Suddenly the mood turned grave.
“It’s all so crazy,” Gretchen whispered.
Hope said, “I don’t know what the two of you saw in that house. But you’re not crazy. People all over the world think they’re crazy when something bad goes down. Think how people felt when strangers with different skin and odd language came and threw them onto a ship and took them far away. They felt like they were going crazy. One day eating lunch with their family—the next being beaten and sold and then beaten again. There was crazy shit going on—but it wasn’t in their heads. That crazy lasted so long we’re still feeling the ripples of it.”
“You sound like Mom,” Hawk said.
“I am like Mom,” she said. “We learn history so we can break with the past, not repeat it.”
Gretchen had never heard a kid talk like this in her life. Besides Janine, Hope was the most level-headed person she’d ever known.
“Amen to that,” Hawk said.
Hope looked back at the house through the rearview mirror. “Let’s just hope we get the chance,” she said.

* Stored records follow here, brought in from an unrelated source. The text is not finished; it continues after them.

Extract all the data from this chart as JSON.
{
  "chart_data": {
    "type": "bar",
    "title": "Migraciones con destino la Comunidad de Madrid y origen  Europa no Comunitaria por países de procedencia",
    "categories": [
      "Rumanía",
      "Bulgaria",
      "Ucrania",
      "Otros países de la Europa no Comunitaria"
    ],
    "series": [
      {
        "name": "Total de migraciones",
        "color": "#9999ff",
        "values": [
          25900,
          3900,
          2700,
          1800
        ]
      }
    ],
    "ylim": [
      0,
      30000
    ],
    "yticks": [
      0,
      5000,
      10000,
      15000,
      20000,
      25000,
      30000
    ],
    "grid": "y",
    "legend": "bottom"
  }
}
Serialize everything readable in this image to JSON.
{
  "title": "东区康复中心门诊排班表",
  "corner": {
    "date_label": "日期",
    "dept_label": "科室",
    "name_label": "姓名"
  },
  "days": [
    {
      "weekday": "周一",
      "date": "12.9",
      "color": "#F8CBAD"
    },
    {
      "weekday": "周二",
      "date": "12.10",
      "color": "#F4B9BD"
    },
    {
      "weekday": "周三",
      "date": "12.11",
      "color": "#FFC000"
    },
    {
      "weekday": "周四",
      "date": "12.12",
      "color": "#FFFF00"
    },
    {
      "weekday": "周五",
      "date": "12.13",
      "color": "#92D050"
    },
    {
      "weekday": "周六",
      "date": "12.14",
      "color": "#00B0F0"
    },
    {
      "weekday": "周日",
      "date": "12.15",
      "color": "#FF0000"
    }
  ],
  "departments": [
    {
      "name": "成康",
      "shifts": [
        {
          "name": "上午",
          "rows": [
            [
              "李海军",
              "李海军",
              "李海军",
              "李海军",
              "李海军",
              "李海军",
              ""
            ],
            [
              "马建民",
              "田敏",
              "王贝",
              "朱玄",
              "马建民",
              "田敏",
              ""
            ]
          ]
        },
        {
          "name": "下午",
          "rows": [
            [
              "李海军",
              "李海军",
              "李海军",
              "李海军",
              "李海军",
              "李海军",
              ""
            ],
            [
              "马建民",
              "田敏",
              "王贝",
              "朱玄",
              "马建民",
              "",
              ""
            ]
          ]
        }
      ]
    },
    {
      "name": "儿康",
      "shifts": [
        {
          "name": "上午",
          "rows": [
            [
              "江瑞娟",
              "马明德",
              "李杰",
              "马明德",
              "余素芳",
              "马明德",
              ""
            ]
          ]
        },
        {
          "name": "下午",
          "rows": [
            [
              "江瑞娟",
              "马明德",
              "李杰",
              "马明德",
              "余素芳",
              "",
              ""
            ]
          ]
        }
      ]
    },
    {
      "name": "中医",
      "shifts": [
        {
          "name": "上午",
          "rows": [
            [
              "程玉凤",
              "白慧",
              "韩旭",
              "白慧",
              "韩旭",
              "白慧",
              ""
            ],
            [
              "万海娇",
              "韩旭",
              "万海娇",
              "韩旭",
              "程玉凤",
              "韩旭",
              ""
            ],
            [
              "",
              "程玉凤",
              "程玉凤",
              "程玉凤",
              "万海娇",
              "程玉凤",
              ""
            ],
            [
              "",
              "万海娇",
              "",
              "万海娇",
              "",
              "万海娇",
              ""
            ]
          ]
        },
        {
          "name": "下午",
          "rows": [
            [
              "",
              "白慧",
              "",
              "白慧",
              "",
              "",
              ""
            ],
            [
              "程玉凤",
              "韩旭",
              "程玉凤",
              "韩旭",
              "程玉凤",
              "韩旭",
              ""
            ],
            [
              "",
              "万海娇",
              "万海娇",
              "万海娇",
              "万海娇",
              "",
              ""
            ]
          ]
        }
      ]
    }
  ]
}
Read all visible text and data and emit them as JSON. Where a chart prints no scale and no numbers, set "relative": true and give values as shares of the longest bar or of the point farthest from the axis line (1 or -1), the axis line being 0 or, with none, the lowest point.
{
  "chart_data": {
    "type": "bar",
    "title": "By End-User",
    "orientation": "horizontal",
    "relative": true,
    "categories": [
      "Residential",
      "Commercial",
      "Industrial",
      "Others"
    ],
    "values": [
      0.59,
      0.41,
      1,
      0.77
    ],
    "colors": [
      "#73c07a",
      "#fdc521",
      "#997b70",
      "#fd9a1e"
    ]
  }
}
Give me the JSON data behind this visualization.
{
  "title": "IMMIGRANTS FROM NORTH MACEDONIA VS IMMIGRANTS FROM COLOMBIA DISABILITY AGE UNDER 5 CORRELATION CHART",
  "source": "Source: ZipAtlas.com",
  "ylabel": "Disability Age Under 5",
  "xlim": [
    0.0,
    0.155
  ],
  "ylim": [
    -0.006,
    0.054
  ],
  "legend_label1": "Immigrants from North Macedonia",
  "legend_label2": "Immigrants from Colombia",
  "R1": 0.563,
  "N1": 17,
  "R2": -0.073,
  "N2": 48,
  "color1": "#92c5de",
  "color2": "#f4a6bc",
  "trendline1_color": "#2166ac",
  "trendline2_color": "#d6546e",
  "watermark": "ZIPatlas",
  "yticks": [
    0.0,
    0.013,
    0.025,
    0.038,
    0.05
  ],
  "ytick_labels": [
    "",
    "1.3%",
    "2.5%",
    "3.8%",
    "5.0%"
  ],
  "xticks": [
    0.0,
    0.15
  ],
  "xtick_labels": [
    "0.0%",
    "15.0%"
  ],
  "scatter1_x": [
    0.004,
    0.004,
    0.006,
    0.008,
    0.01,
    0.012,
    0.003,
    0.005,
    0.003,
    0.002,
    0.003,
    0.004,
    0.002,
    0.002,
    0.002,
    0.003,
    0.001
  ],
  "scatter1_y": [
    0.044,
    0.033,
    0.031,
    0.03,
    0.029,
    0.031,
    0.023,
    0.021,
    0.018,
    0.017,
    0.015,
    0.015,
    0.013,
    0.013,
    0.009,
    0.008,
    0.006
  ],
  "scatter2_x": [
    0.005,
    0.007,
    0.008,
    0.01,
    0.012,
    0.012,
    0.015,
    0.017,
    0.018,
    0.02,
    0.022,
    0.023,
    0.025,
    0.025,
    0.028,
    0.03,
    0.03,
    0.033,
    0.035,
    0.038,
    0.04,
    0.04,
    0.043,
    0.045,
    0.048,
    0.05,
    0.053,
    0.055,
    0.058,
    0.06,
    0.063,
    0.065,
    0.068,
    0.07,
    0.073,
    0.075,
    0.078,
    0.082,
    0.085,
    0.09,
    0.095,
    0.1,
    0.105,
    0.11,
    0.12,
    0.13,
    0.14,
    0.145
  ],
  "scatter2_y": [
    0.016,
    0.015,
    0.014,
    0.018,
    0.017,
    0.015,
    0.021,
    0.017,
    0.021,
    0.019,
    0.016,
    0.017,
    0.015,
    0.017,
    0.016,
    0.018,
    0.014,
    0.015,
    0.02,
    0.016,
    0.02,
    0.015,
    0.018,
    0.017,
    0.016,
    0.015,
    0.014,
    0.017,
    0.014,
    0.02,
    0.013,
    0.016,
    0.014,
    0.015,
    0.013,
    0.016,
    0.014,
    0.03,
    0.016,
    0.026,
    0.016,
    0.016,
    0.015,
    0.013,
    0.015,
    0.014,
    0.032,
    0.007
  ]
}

They drove on in silence. Forest gave way to town via a poorly paved country road, which in turn widened into the smooth black asphalt of Main Street. There were large, pastel-painted mansions on both sides. Bric-a-brac and wind chimes dangled from porches; leafy potted ferns hanging from eaves troughs. A Saint Bernard lay sprawled in a patch of sun on a neatly mowed front lawn. American flags flapped gently from flagpoles. After where they had been, it was a blank, strange shock, a postcard of peace and prettiness and prosperity: brick storefronts and slickly painted green benches, a bright-red fire truck parked in the driveway of the Mayville fire station, looking so clean that Gretchen wondered if it had ever been used. There was a gazebo, and in it, a mother reading a storybook to four blond children. Even the funeral home looked pleasant. The hearse outside somber but perfectly polished.
When they pulled into the parking lot, Gretchen took a deep breath. She shook off the image of ghostly children painting the walls with blood, and then opened the car door and planted her Doc Martens firmly on the ground.
The second she did this she started to laugh. Something about the whole thing was comical. Her haunted ancestral home, this weird town that seemed like a stage set, almost everyone already hiding in their homes to avoid being the victim of a random anniversary accident. Hawk seeing ghosts and Hope driving them around in her vintage car, giving history lectures. It had not even been two days since she left the city and yet everything in her world had changed. No, not just everything in her world, but her whole understanding of the world had changed. She wished Simon were there.
“I’ll come in with you,” Hawk said, breaking her from her reverie.
The funeral director was not what she expected, given the quaint and buttoned-up nature of the town. He was wearing a dark suit, but he had wavy shoulder-length hair shot through with strands of gray and a not-so-perfectly trimmed beard. He was wearing glasses and on his wrist was a macrame bracelet with a little pale-blue bead on it. She half expected him to be wearing Birkenstocks.
“My daughter made it,” he said, catching Gretchen looking at his bracelet. “Meant to ward off the evil eye.” He had kind, pale-blue eyes himself.
“Does it work?” she asked.
“So far,” he said, giving her a nervous look.
When they sat down at the desk he said, “I’m so sorry for your loss. Everyone’s loss, really, I remember seeing Esther Axton’s work in the paper and in magazines the whole time I was in school. She was an amazing woman.”
“Thank you,” Gretchen said.
“This is never an easy time,” he said, pulling out a leather-bound binder. “I’m sorry to rush you through this, but we’ll be closed for the anni . . . for tomorrow, and I’m sure you’ll want to get this taken care of sooner rather than later.”
“Yes,” Gretchen said. “Thank you.”
The binder was filled with pictures of ornate boxes and urns. She and Hawk sat together flipping through it. Her eyes glazed over.